En conséquence, des délais lui seront accordés selon les modalités fixées au dispositif.
o Sur les mesures de fin de jugement
Le défendeur, qui succombe, supportera les dépens, en application de l’article 696 du code de procédure civile, en ce exclu le coût du commandement de payer, non nécessaire à une procédure de résiliation judiciaire.
L’équité commande que chacune des parties conserve à sa charge les frais exposés pour sa défense.

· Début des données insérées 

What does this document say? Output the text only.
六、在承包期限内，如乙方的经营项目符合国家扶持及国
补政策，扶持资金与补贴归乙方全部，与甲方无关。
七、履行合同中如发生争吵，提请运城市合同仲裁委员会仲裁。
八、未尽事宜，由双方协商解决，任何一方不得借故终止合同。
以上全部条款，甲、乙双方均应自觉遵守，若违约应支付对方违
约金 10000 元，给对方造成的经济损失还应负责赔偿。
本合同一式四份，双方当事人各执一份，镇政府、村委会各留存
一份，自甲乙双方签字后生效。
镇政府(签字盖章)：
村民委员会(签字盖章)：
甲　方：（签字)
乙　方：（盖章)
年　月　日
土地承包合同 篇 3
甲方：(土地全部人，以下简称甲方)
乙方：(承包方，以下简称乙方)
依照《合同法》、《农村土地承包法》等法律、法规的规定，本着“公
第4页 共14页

La présente décision est exécutoire à titre provisoire, conformément à l’article 514 du code de procédure civile.
PAR CES MOTIFS
Le juge des contentieux de la protection, statuant en audience publique, par jugement contradictoire, en premier ressort et par mise à disposition au greffe :
REJETTE la demande de constat d’acquisition des effets de la clause résolutoire figurant au bail conclu le 23 juillet 2021 entre Résidences Services Gestion SAS et Mme [K] [N] [R] concernant l’appartement à usage d’habitation situé [Adresse 3] ;
REJETTE la demande de prononcé de la résiliation judiciaire du contrat de bail conclu le 23 juillet 2021 entre Résidences Services Gestion SAS et Mme [K] [N] [R] concernant l’appartement à usage d’habitation situé [Adresse 3] ;
REJETTE la demande d’expulsion et l’ensemble des demandes subséquentes ;
CONDAMNE Mme [K] [N] [R] à verser à [D] SA et Résidences Services Gestion SAS la somme de 1 203,70 euros, au titre de l’arriéré des redevances arrêté au 14 mai 2025, terme de mai 2025 inclus avec intérêts au taux légal à compter du 3 juillet 2025, date du jugement ;
DIT que cette somme se décompose de la façon suivante :
o 1 203,70 euros à [D] SA ;
o 0,00 euro à Résidences Services Gestion SAS ;
AUTORISE Mme [K] [N] [R] à s’acquitter de sa dette, savoir la somme de 1 203,70 euros en 12 mensualités de 100 euros chacune et une dernière mensualité qui soldera la dette en principal et intérêts ;
PRÉCISE que chaque mensualité devra intervenir avant le 10 de chaque mois et pour la première fois le 10 du mois suivant la signification du présent jugement ;
DIT qu’à défaut de paiement d’une seule mensualité à sa date d’échéance, l’échelonnement sera caduc et la totalité de la somme restant due deviendra immédiatement exigible ;
REJETTE la demande en paiement d’une somme de 1 000 euros au titre de l’article 700 du code de procédure civile ;
CONDAMNE Mme [K] [N] [R] au paiement des entiers dépens de la procédure, en ce exclu le coût du commandement de payer ;
RAPPELLE l’exécution provisoire de la présente décision.
Ainsi fait et jugé à Bobigny le 3 juillet 2025.